DUO API Reference¶
DUO is an email and SMS marketing platform. This document covers the REST API.
General Operation¶
DUO is designed such that the web application is a REST API client. Web application URLs are
API entrypoints that respond with human-machine interfaces when faced with a text/html
preference, or machine-parseable JSON when the Accept header requests application/json.
Authentication¶
Authentication requires a (username, password) pair. Each user account has one username and
any number of passwords. One password is the account password; the others belong to API Key
objects, which can be generated in the application.
- Use the account password for human interaction with DUO.
- Use API Keys for machine-to-machine integration — they can be revoked at any time.
Two authentication mechanisms¶
Basic HTTP Auth — Send the (username, password) pair as defined in
RFC 7617 on every request.
Note
Basic Auth sends credentials in cleartext in the HTTP channel, but all communication is SSL-encrypted (HTTPS), so there is no security concern as long as credentials are not included in the request URL.

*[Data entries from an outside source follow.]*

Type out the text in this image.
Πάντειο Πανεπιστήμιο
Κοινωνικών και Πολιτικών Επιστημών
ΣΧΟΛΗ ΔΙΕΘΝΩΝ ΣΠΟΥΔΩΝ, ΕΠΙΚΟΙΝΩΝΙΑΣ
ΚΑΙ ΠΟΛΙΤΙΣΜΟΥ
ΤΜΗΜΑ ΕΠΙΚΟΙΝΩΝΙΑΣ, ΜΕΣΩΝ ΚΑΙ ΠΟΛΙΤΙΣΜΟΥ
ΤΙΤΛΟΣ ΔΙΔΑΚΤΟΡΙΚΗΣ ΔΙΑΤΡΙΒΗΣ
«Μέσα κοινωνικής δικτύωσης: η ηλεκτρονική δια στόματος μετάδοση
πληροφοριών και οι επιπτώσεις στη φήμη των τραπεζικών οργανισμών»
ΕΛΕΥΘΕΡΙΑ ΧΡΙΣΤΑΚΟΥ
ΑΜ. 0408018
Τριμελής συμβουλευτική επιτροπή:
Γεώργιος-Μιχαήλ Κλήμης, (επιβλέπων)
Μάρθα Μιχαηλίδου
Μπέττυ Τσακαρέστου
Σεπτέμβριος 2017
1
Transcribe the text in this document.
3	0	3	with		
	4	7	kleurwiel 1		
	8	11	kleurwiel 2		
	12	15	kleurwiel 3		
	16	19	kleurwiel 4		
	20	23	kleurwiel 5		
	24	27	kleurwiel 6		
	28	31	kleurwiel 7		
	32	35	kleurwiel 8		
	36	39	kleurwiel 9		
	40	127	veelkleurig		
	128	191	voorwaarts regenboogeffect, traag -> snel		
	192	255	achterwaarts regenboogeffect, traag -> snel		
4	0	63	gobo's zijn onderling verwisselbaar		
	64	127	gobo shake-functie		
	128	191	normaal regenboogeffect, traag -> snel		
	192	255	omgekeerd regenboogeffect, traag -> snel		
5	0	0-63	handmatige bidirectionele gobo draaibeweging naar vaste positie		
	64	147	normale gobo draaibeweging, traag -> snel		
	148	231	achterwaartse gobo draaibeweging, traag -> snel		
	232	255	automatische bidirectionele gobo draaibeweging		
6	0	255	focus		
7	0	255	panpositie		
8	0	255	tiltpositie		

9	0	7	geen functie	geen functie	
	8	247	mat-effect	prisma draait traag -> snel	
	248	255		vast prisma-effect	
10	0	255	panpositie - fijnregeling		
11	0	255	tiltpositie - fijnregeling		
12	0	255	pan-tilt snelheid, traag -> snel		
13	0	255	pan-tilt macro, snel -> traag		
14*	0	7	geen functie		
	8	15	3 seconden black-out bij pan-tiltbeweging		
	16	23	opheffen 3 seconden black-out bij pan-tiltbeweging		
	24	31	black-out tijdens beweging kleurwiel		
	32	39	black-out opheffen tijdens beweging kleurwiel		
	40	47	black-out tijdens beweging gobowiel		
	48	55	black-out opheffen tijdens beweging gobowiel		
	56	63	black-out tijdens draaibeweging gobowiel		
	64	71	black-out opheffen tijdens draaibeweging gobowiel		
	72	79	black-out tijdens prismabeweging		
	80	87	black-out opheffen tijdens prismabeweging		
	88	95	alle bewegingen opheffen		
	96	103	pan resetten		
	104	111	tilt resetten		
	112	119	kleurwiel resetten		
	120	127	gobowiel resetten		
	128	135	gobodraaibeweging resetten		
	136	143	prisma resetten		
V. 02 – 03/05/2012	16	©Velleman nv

Session-based authentication — The mechanism used by the web application. Submit a POST
to /login/, receive a session token, then send it as a cookie named sergiosgc_auth on every
request. Terminate with a POST to /logout/.
Response Envelope¶
Every JSON response is a dictionary with two keys:
| Key | Type | Description |
|---|---|---|
success |
boolean | true if the operation succeeded |
data |
object | Actual response data, dependent on the endpoint |
HTTP 200 is returned when application code executed correctly. If the operation fails for
application-level reasons, the JSON response will show success: false.
When success is false, data will contain a dictionary with at least an "error" key
containing a textual description of the error.